We wait patiently hoping that the elephants will become accustomed to our presence.

“I am so excited to see so many calves,” says Darren

“Why?”

“It means that the elephants are breeding. Poaching causes stress which affects fertility. There are at least fifteen youngsters who are under one year old. It is a clear indication that the elephant population is growing after years of decline. It is a symbol of Zakouma’s success.”

Trunks break cover, rising from the herd, sniffing the air. The herd pauses simultaneously. An impressive demonstration of their communication, coordination and discipline. They listen hard together. They relax. We edge inexorably forward. One young bull takes a dance step backwards and turns to face us. His ears widen and he raises his trunk in curiosity. He watches us. He then turns tail and moves on. This is the posturing of more normalised elephant behaviour.

How has African Parks managed to turn this around? Rian Labuschagne, Director of Zakouma since 2011 and known by all as Le Directeur, explains that one of the keys was studying the history of Zakouma, particularly where and when the elephants were most threatened.

“It became clear that during the wet season when the park was closed down, there was intensive poaching. The elephants moved in a very wide area to try and escape – moving up to 100 kilometres beyond the periphery, but it was here that poachers found it even easier to pick off the herds. The key was for African Parks to stay in the park and conduct operations throughout the year. It was not popular with the rangers but we had to do it.”

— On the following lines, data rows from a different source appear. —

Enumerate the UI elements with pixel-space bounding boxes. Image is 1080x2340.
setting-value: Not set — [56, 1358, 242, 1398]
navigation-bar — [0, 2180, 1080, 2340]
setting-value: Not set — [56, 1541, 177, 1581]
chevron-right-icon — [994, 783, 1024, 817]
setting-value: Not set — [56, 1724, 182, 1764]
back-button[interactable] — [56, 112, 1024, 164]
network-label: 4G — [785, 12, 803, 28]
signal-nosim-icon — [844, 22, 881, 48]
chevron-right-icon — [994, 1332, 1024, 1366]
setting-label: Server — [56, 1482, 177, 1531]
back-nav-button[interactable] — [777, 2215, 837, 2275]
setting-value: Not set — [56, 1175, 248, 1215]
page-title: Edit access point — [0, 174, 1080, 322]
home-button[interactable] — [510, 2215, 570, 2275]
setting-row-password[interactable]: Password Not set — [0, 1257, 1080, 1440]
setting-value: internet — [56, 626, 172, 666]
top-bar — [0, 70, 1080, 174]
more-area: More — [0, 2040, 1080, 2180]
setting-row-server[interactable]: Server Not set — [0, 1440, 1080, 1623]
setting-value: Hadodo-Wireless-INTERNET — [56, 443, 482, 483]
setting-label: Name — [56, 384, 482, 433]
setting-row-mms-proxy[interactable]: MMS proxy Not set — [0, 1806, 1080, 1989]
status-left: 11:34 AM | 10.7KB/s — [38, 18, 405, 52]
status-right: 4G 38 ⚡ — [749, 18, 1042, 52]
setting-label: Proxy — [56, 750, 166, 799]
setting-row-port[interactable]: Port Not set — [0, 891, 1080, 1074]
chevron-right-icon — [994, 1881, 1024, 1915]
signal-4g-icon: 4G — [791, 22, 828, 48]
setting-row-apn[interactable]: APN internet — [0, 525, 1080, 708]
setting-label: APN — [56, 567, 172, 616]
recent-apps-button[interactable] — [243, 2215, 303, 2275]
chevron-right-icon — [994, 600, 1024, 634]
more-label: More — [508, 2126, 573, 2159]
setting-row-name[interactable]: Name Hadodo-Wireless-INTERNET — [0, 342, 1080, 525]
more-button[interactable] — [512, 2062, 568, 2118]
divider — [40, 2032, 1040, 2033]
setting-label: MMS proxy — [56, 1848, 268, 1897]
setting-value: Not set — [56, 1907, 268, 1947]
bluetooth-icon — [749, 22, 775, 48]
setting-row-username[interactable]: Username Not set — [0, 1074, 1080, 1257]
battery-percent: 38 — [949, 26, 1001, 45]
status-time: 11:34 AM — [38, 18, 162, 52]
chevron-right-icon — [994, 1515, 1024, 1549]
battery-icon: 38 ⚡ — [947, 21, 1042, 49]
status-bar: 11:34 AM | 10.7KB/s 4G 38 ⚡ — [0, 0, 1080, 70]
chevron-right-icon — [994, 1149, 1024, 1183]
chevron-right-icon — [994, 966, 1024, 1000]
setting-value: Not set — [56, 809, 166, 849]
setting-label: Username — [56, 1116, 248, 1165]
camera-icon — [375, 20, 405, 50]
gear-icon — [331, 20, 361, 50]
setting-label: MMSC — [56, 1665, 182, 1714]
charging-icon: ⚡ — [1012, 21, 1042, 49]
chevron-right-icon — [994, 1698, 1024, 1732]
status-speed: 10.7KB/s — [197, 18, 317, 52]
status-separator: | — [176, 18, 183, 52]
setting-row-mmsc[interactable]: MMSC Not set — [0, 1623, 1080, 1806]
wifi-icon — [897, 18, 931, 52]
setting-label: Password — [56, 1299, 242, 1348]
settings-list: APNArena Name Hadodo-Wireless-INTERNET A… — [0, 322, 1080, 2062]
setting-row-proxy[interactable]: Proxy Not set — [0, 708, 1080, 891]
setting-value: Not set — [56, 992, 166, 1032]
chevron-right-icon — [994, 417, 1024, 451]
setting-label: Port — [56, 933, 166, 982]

“The attitude and support of the villagers is also vital,” continues Rian. “We provide the communities with radios. If they see an unknown group to them or armed groups they radio in our help. We provide them with security. They keep us informed us what is happening on the ground.”

“When we (Rian and his wife Lorna) first came here, we said to ourselves five years and not one day longer but it now feels different. That is due to the people – they don’t have much with the exception of pride. In spite of how hard it is to survive, they do not grumble. In fact the opposite – they are very willing and eager to learn. It is a rewarding place to get things done.”

This enthusiasm is best personified in the rangers. They are divided into rapid response teams on the ground (there are always two response teams in the field, one within seven kilometres of the elephants at all times), motorbike teams collecting evidence and information and horse patrols. Horseback puts the rangers on a par with poachers and enables them to access all areas of the park, to cover greater distances and conduct patrols over a longer period.

Back in 2008 the rangers were demoralised and scared. The poachers were fearless and would not stand down. In 2012 six rangers were ambushed whilst performing their morning prayers and killed by Sudanese poachers. None have been killed since then with the introduction of French security training.

“What did you say to the rangers after the 2012 killings?”

“That is between me and them. All I will say is that together we cried and cried.”

Whatever was said by the French ex-military, the rangers are totally committed, even running in a marathon in Ennedi in February 2015 to raise money and awareness for African Parks. Rian jokes with the team that he will be there with them. They laugh. He retorts that he will be in the plane, watching them. They laugh again. To see who has died, Rian continues deadpan. They roar with laughter this time.

Whilst several rangers have had fathers or relatives killed they do not join to seek vengeance but because they care about the wildlife. One of many extraordinary facts of Zakouma.